The Minnesota study found “many cases” where mistreated children, as teens and adults, had no memories of the acts of abuse which had been documented at the time. Absence of recognition of known past maltreatment was sometimes a lack of memories of those events and other times simply not seeing the bad behaviour of parents as abuse. Indeed cruel behaviours, such as being shut out of the house, barefoot, on a cold winter’s night, were distorted into descriptions of caring acts of discipline, “It showed how much they wanted me to be a better person.”
Instances where abuse had been completely shut out of conscious recognition were, however, sometimes accompanied by fantasies and fears of being pursued by dangerous people or animals.
The study states,
“Preschoolers whose play is absent of people more often have experienced chronic emotional unavailability (Rosenberg, 1984). Those whose play is filled with unresolved conflict more often have histories in which anxiety about relationships has been prevalent. Time and again, the content of children’s minds, as well as their expectations and interpretations of others, reflect their lived history.”

What Statistics & Findings Also Underpin the Disorganised Attachment Style?

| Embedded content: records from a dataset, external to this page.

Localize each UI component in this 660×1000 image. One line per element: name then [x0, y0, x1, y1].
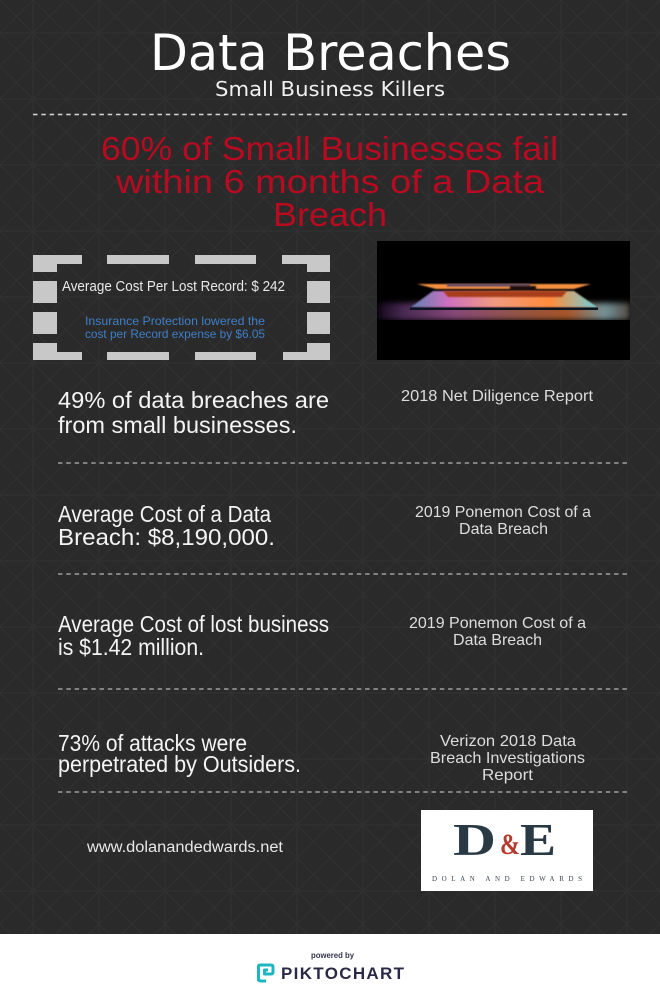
stat: outsiders: [58, 730, 301, 777]
logo: Dolan and Edwards: [421, 810, 593, 891]
stat: lost business: [58, 611, 329, 660]
logo: Dolan and Edwards: E: [520, 814, 556, 865]
headline statistic: Breach: [273, 196, 387, 233]
stat: average breach cost: Average Cost of a Data: [58, 501, 271, 527]
source: verizon: Breach Investigations: [430, 750, 585, 767]
stat: lost business: is $1.42 million.: [58, 634, 204, 660]
insurance note: [85, 314, 265, 341]
stat: small business share: [58, 387, 329, 438]
source: verizon: Report: [482, 767, 534, 784]
subtitle: Small Business Killers: [215, 77, 445, 101]
logo: Dolan and Edwards: DOLAN AND EDWARDS: [432, 875, 582, 883]
logo: Dolan and Edwards: &: [500, 828, 520, 861]
wordmark: PIKTOCHART: [281, 964, 405, 983]
stat: average breach cost: [58, 501, 275, 550]
logo: Dolan and Edwards: D: [453, 814, 496, 865]
dashed frame: [33, 255, 330, 360]
website: www.dolanandedwards.net: [86, 839, 284, 856]
footer: Piktochart: [0, 934, 660, 1000]
icon: Piktochart mark: [258, 965, 273, 981]
source: net diligence: 2018 Net Diligence Report: [401, 388, 594, 405]
source: ponemon second: 2019 Ponemon Cost of a: [409, 615, 586, 632]
panel: cost per record: [33, 255, 330, 360]
source: ponemon second: [409, 615, 586, 649]
source: ponemon: 2019 Ponemon Cost of a: [415, 504, 591, 521]
image: glowing laptop: [377, 241, 630, 360]
insurance note: Insurance Protection lowered the: [85, 314, 265, 328]
headline statistic: 60% of Small Businesses fail: [101, 130, 558, 167]
stat: small business share: from small businesses.: [58, 412, 297, 438]
stat: small business share: 49% of data breaches are: [58, 387, 329, 413]
source: ponemon: Data Breach: [459, 521, 548, 538]
cost per record text: Average Cost Per Lost Record: $ 242: [62, 279, 285, 295]
source: ponemon: [415, 504, 591, 538]
stat: average breach cost: Breach: $8,190,000.: [58, 524, 275, 550]
stat: lost business: Average Cost of lost business: [58, 611, 329, 637]
source: verizon: [430, 733, 585, 784]
stat: outsiders: 73% of attacks were: [58, 730, 247, 756]
stat: outsiders: perpetrated by Outsiders.: [58, 751, 301, 777]
title: Data Breaches: [150, 24, 511, 82]
headline statistic: [101, 130, 558, 233]
insurance note: cost per Record expense by $6.05: [85, 327, 265, 341]
headline statistic: within 6 months of a Data: [115, 163, 545, 200]
source: verizon: Verizon 2018 Data: [440, 733, 576, 750]
source: ponemon second: Data Breach: [453, 632, 542, 649]
powered by: powered by: [311, 951, 355, 960]
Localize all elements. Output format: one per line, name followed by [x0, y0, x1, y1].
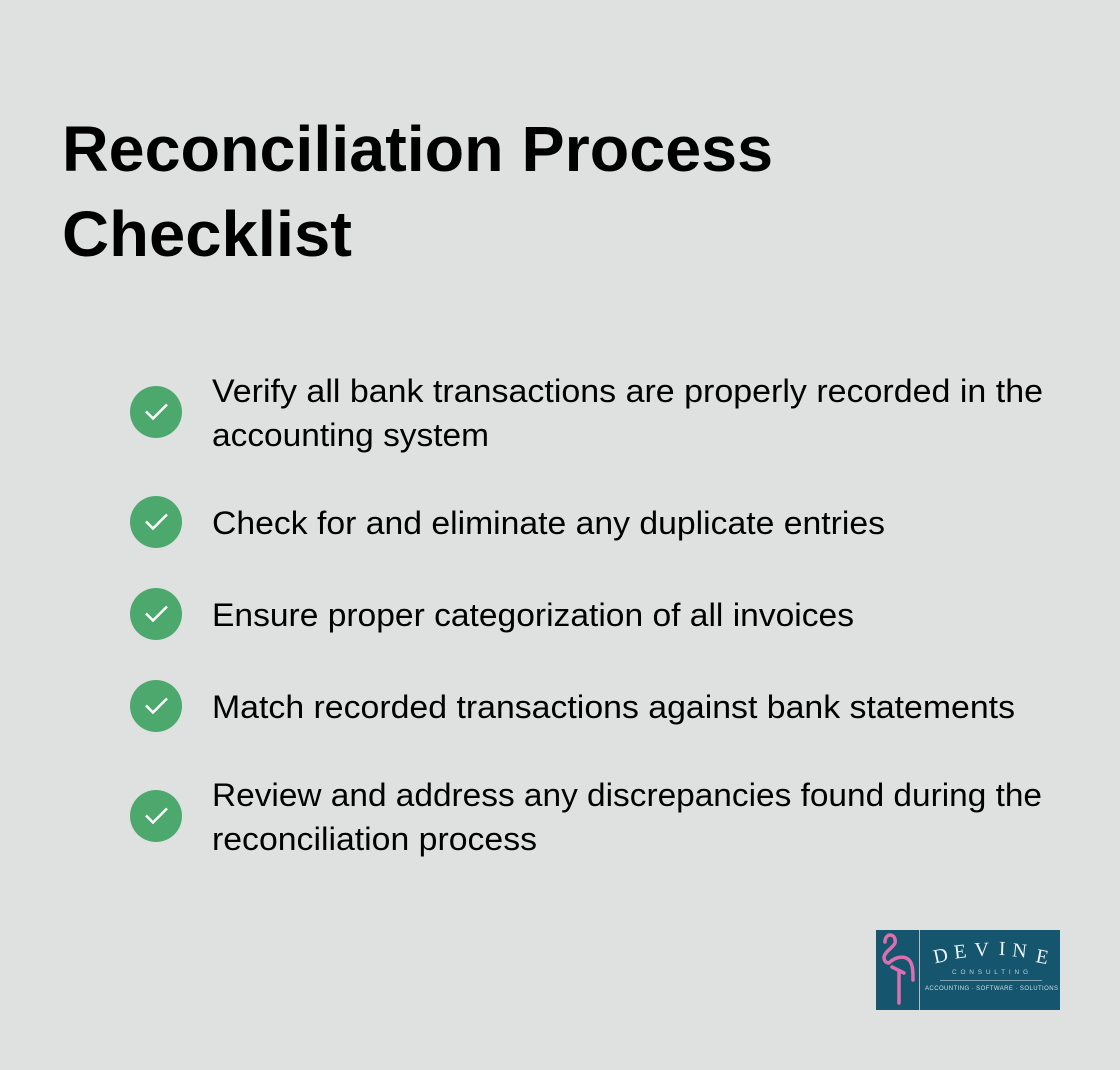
- item 5: Review and address any discrepancies found during the: [212, 777, 1042, 813]
- wordmark: E: [1034, 945, 1050, 969]
- logo: Devine Consulting: [876, 930, 1060, 1010]
- item 5: [130, 777, 1042, 857]
- wordmark: [925, 938, 1058, 992]
- title: Reconciliation Process: [62, 113, 773, 185]
- item 4: [130, 680, 1015, 732]
- item 2: Check for and eliminate any duplicate entries: [212, 505, 885, 541]
- wordmark: E: [953, 940, 968, 964]
- item 5: reconciliation process: [212, 821, 537, 857]
- checklist: [130, 373, 1043, 857]
- title: [62, 113, 773, 270]
- title: Checklist: [62, 198, 352, 270]
- wordmark: D: [931, 944, 950, 968]
- wordmark: N: [1011, 939, 1028, 963]
- item 1: Verify all bank transactions are properly recorded in the: [212, 373, 1043, 409]
- item 4: Match recorded transactions against bank statements: [212, 689, 1015, 725]
- item 1: accounting system: [212, 417, 489, 453]
- wordmark: CONSULTING: [952, 969, 1028, 976]
- item 1: [130, 373, 1043, 453]
- item 3: [130, 588, 854, 640]
- wordmark: V: [974, 939, 990, 961]
- wordmark: I: [998, 938, 1006, 960]
- wordmark: ACCOUNTING · SOFTWARE · SOLUTIONS: [925, 986, 1058, 992]
- icon: flamingo: [884, 935, 913, 1003]
- item 3: Ensure proper categorization of all invoices: [212, 597, 854, 633]
- item 2: [130, 496, 885, 548]
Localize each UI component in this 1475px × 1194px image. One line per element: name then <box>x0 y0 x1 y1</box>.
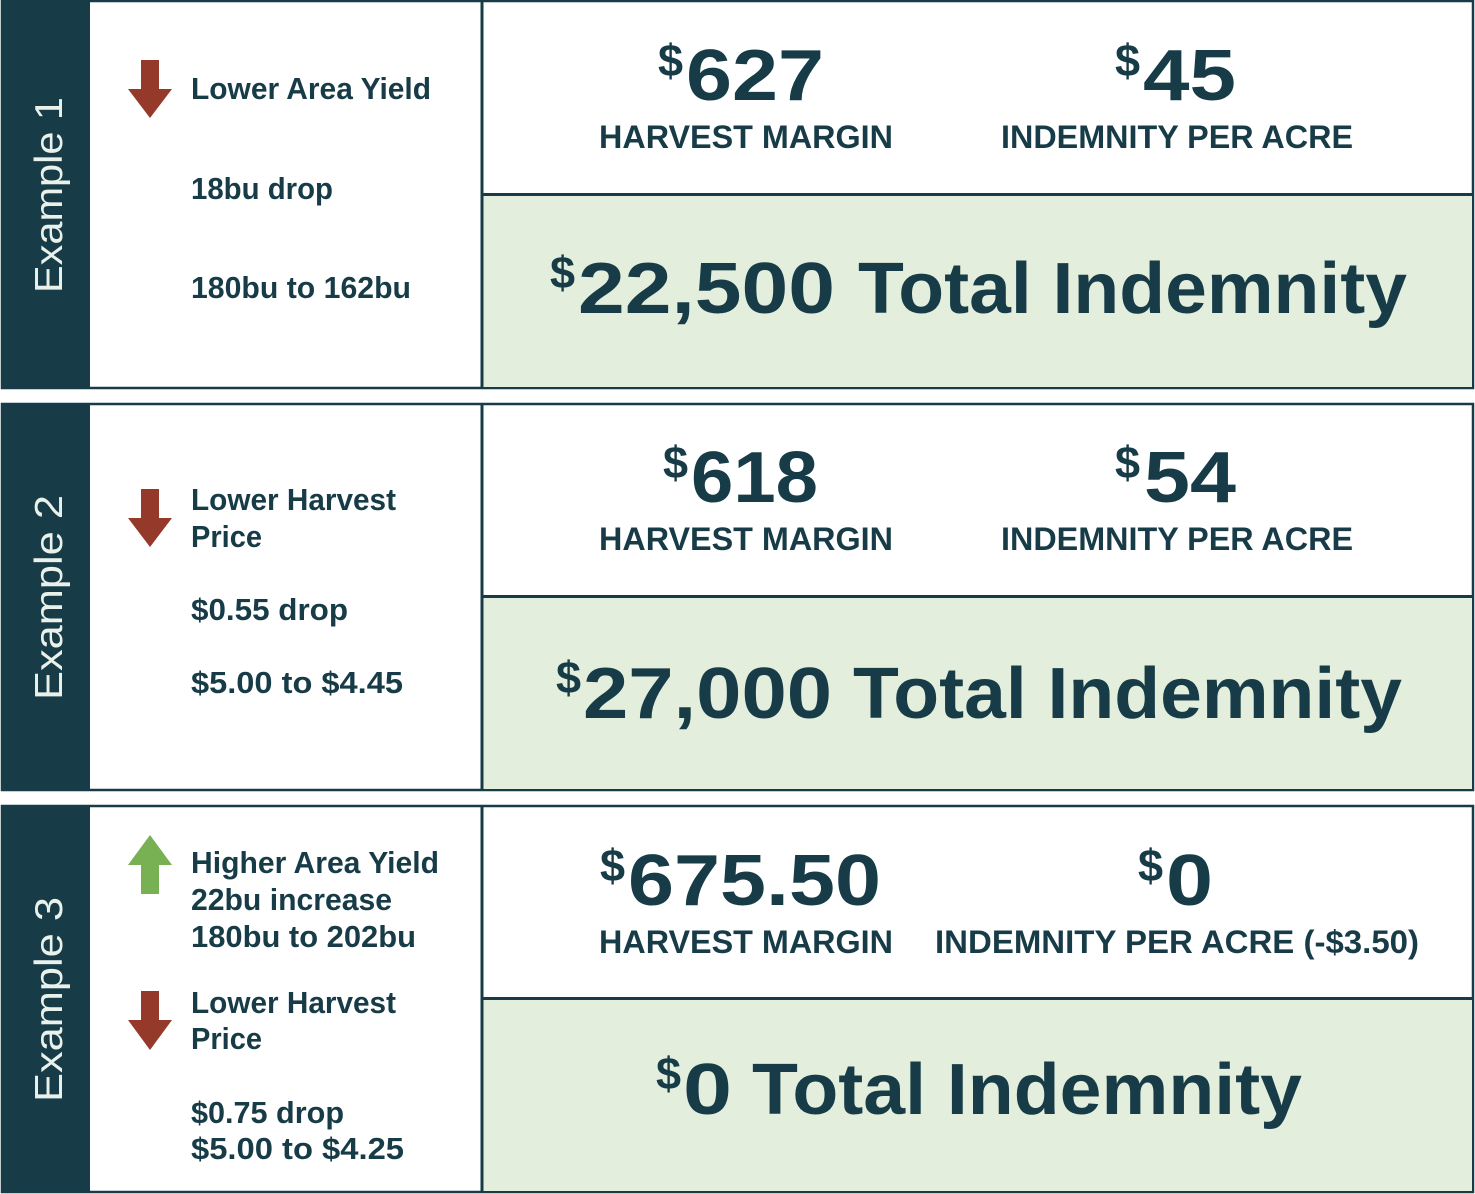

NON-MALTREATED = 30% had two or more psychiatric conditions in their late teen years
NEGLECT = 54% had two or more psychiatric conditions in their late teen years
PHYSICAL ABUSE = 60% had two or more psychiatric conditions in their late teen years
SEXUAL ABUSE = 73% had two or more psychiatric conditions in their late teen years
PSYCHOLOGICAL UNAVAILABILITY = 73% had two or more psychiatric conditions in their late teen years
“For example, conduct disorder and oppositional defiant disorder (grouped together because of their close relation) are more than tripled in children with a history of physical abuse. Post-traumatic stress disorder (PTSD) is doubled when there is a history of psychological unavailability or sexual abuse.”

In the summation of the 30-year Minnesota findings researchers gave this statement: “..We are not advocating a broadening of the attachment disorders categories. To the contrary, we do not think avoidant or disorganised attachment should be thought of as disorders. Rather, as we have argued in earlier chapters, patterns of anxious attachment should be thought of as initiating pathways, which over time can terminate in a variety of forms represented in the DSM”. Thus the authority of the greatest evidence-based longitudinal research that exists into parent-child interactions states that the developmental behaviour problems formed in all anxious attachment styles (resistant, avoidant, and disorganised) create many of the clusters of behaviours and personality traits found in adult, clinical, mental health diagnoses.


1. Dr A Schore’s presentations of research in developmental neuroscience at various conferences.

2. Development of the Person: The 30-year findings of the Minnesota Longitudinal Study into Risk and Adaptation from Birth to Adulthood.